As a platform for emerging poets, our mission is to provide practical help for serious writers. The community lifts itself up together or not at all. In that light, we’ve been asking some great editors from around the literary community about reasons for why poems may get accepted from their own slush pile of submissions, and what poets can do to better their chances. Today, we’re speaking with Jessica Faust, the Poetry Editor of The Southern Review.

From a craft standpoint, what causes you to accept a poem?

Jessica Faust: I look for work that is engaging, fresh, and that has perspective—in the subject matter or in the approach to the subject or in the presentation of the subject, but preferably all of these. The writer should demonstrate she has control over the writing and the poem, through development of theme, consistency of images, grammar, plausibility, and style for that particular poem.


What advice do you have for new poets who are submitting work?

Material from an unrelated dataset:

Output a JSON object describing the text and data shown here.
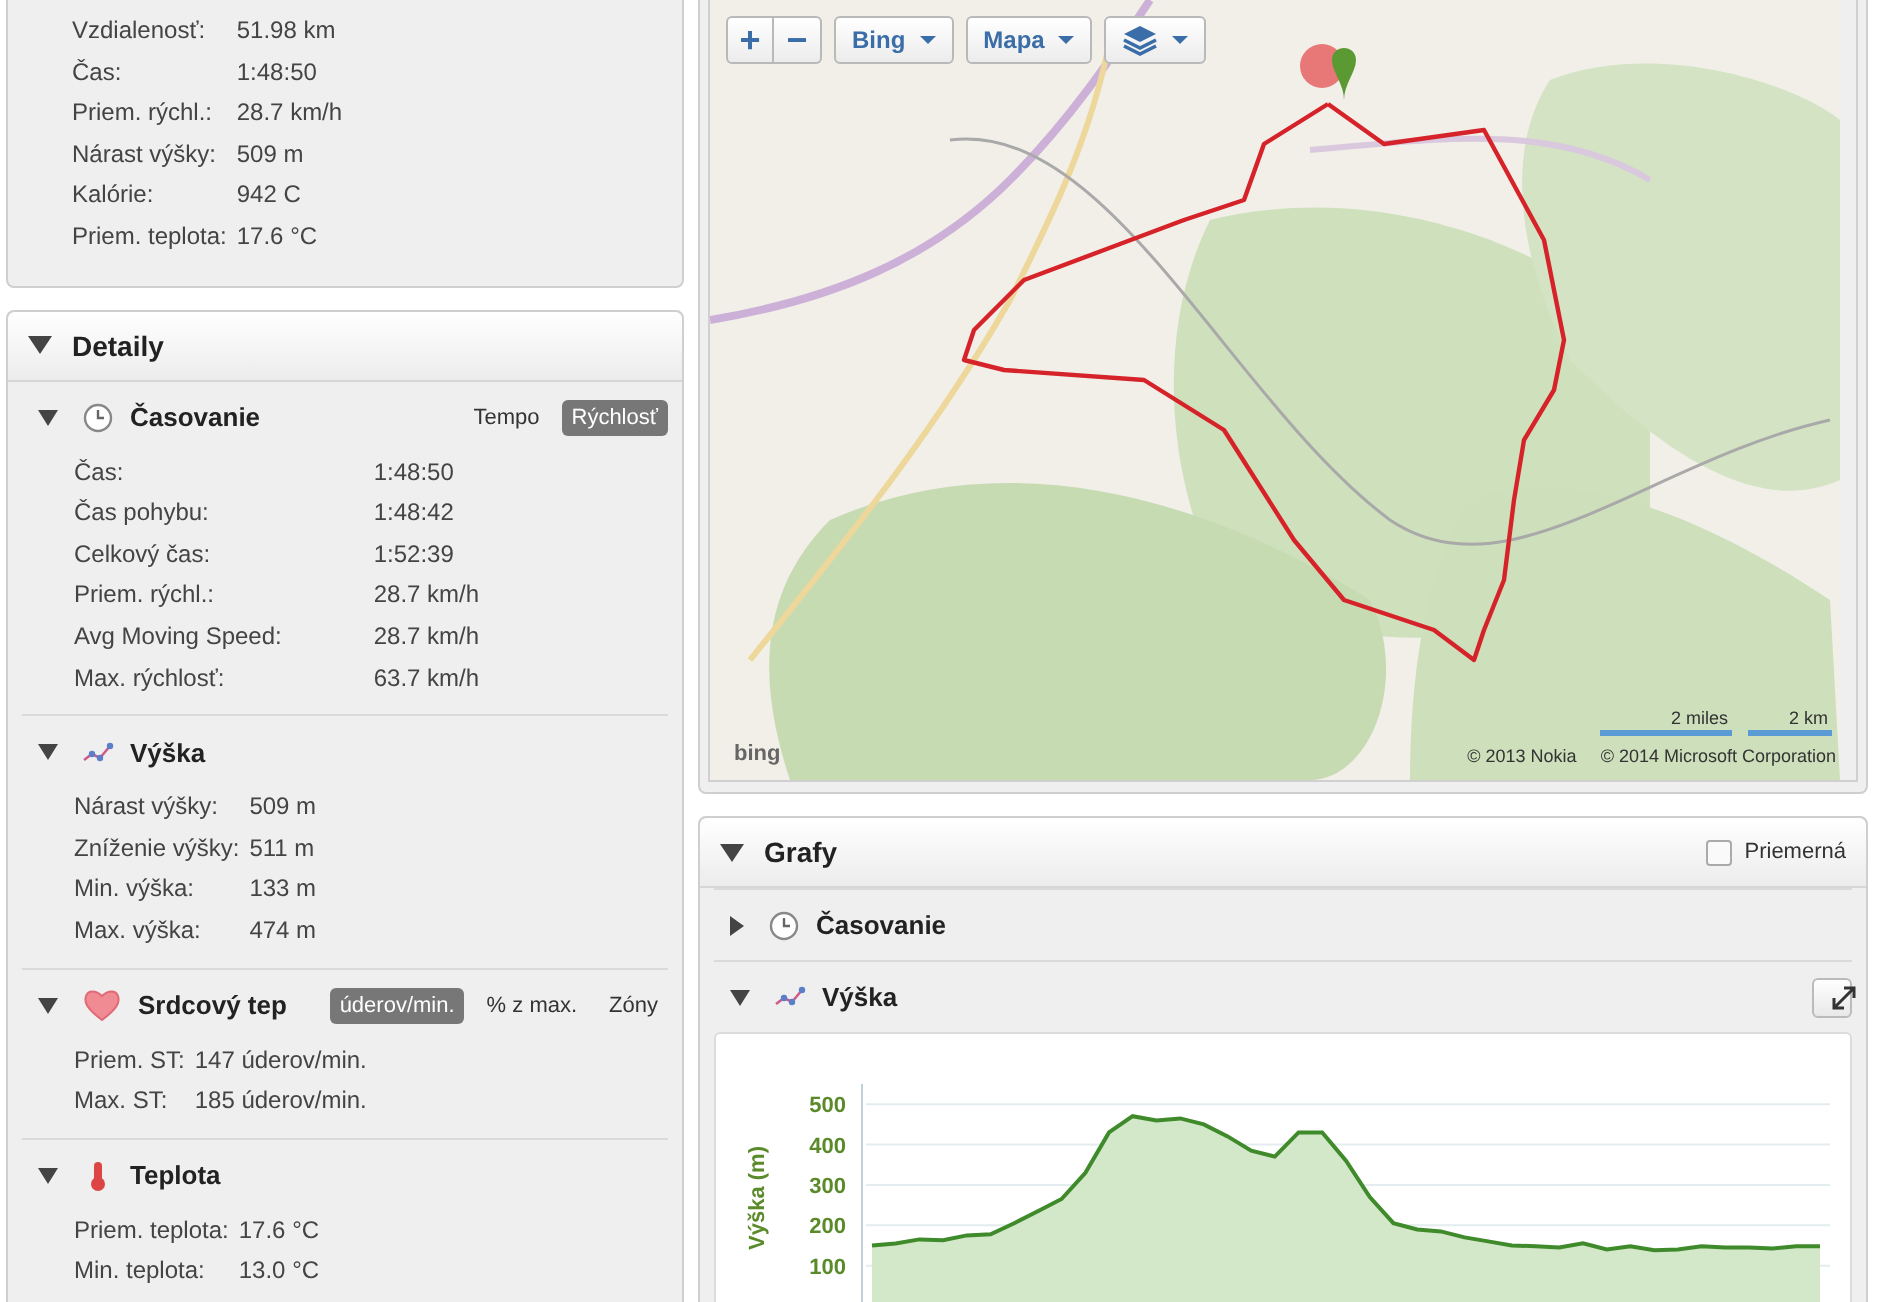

Jessica Faust: I know you asked for beyond “follow the guidelines,” but I wouldn’t undersell the advice of “follow the guidelines.” It really is important—especially with the smaller staffs of literary journals now—to respect that guidelines are in place for a reason. Requirements like font size, page limits, include an SASE, put your contact information on each poem, and so forth make the reading/response process most effective and efficient, which is critical when editors have numerous responsibilities beyond reading, accepting, and editing work. Additionally, I would say try to read the journals where you are submitting (The Southern Review and many journals are now available through Project Muse, so it’s more convenient to peruse the literary landscape) to get a sense of what they might and what they probably will not publish in terms of style or subject matter. If they’ve published a poem about drive-in theaters or quantum theory in the past couple of issues, they probably aren’t going to be ready to publish more on those subjects for awhile, no matter how good the poems may be.

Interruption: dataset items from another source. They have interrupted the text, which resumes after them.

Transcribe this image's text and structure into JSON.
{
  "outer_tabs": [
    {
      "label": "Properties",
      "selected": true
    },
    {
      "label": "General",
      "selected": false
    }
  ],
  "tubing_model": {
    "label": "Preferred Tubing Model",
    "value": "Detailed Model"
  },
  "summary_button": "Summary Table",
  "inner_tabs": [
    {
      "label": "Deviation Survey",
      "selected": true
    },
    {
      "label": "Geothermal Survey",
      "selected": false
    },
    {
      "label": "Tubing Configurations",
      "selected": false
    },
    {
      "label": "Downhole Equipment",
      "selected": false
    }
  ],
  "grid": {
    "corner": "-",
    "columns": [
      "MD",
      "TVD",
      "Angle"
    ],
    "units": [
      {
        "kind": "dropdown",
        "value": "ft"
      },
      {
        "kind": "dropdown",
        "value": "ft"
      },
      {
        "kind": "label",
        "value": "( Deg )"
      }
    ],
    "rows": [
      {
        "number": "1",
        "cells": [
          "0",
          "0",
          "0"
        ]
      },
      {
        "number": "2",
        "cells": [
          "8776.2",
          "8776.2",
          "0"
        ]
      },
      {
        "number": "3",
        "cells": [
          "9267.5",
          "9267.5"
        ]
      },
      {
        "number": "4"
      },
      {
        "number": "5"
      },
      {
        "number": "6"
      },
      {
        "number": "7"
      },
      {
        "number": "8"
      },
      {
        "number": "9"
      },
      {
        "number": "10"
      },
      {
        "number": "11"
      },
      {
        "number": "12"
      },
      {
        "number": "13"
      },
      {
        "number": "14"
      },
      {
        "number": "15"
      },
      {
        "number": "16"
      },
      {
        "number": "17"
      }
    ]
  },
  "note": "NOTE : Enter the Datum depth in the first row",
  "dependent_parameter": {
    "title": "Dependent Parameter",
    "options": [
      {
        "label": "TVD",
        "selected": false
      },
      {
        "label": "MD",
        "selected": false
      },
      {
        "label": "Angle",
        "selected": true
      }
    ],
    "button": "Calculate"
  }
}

To what degree is your publication able to offer feedback on rejected work?

Jessica Faust: When I can, I let a writer whose work came close know why we opted not to take the work—if, for example, the last two stanzas lost energy or the images seemed incongruous. Likewise, if I like an aspect of the poem, such as the narrative thread or musicality, I’ll note that on the rejection slip, too. Sometimes those writers will decide on their own to revise the poem and send it again the next reading season, and I do often remember the writer and the poem.

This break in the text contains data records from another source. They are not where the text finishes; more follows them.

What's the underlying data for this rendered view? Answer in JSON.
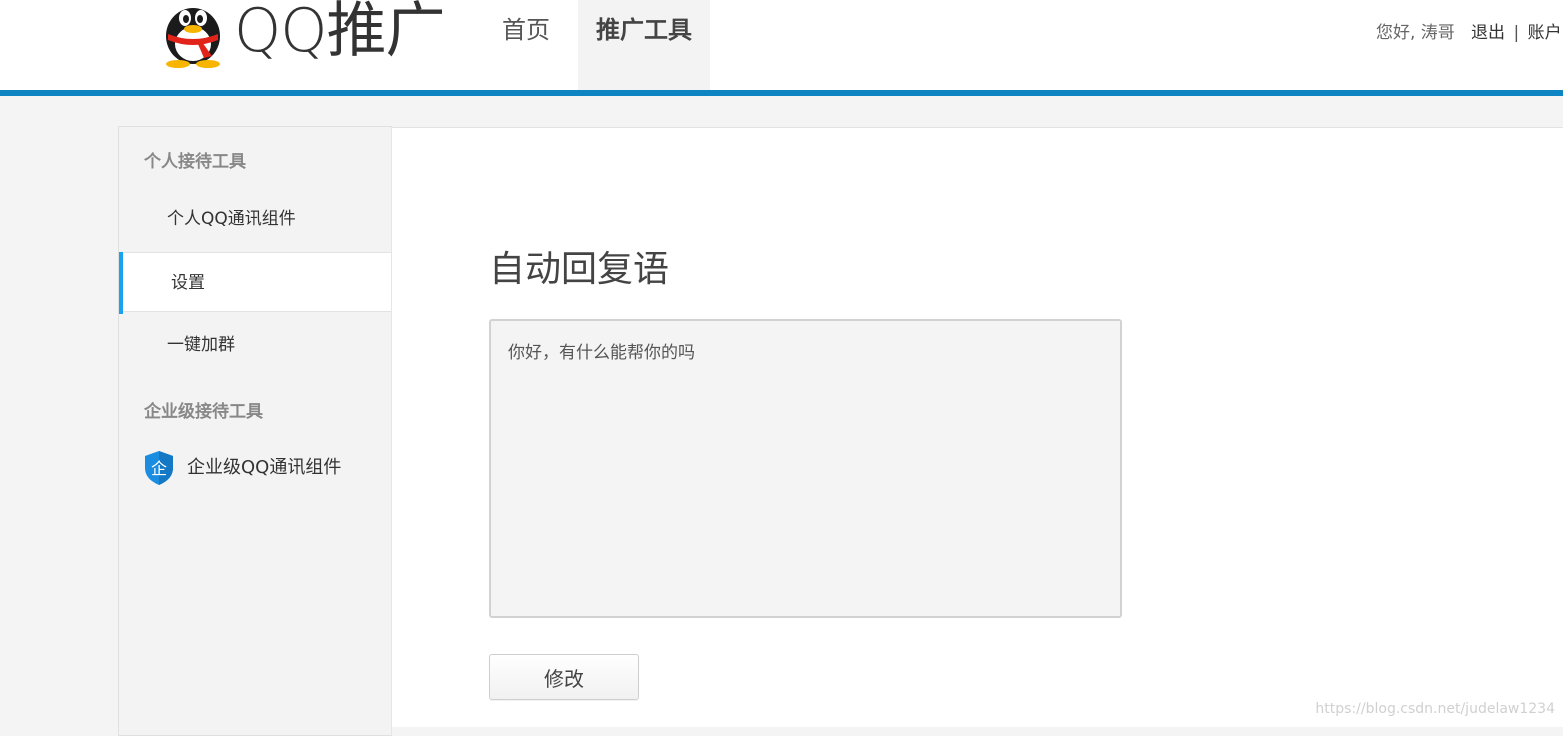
{
  "header": {
    "logo_text": "QQ推广",
    "nav": [
      {
        "label": "首页"
      },
      {
        "label": "推广工具"
      }
    ],
    "user": {
      "greeting": "您好, 涛哥",
      "logout": "退出",
      "separator": "|",
      "account": "账户"
    }
  },
  "colors": {
    "accent_bar": "#0e84c3",
    "sidebar_active_marker": "#1aa1f0",
    "enterprise_badge": "#1a8de0"
  },
  "sidebar": {
    "group_personal": "个人接待工具",
    "items_personal": [
      {
        "label": "个人QQ通讯组件"
      },
      {
        "label": "设置"
      },
      {
        "label": "一键加群"
      }
    ],
    "group_enterprise": "企业级接待工具",
    "enterprise_item": {
      "badge": "企",
      "label": "企业级QQ通讯组件",
      "icon": "enterprise-shield-icon"
    }
  },
  "main": {
    "title": "自动回复语",
    "reply_text": "你好，有什么能帮你的吗",
    "modify_label": "修改"
  },
  "watermark": "https://blog.csdn.net/judelaw1234"
}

Jessica Faust is coeditor and poetry editor of The Southern Review. Born and raised in southeast Louisiana, she studied in Wales and London before receiving her BS in English Education, MFA in Creative Writing (poetry), and PhD in English (literature) from LSU. After teaching for many years, she joined The Southern Review as assistant editor in 2004. In 2011 she became the journal’s poetry editor.

She has published her writing, built and operated puppets, edited poetry books for a diverse range of writers, and composed song lyrics.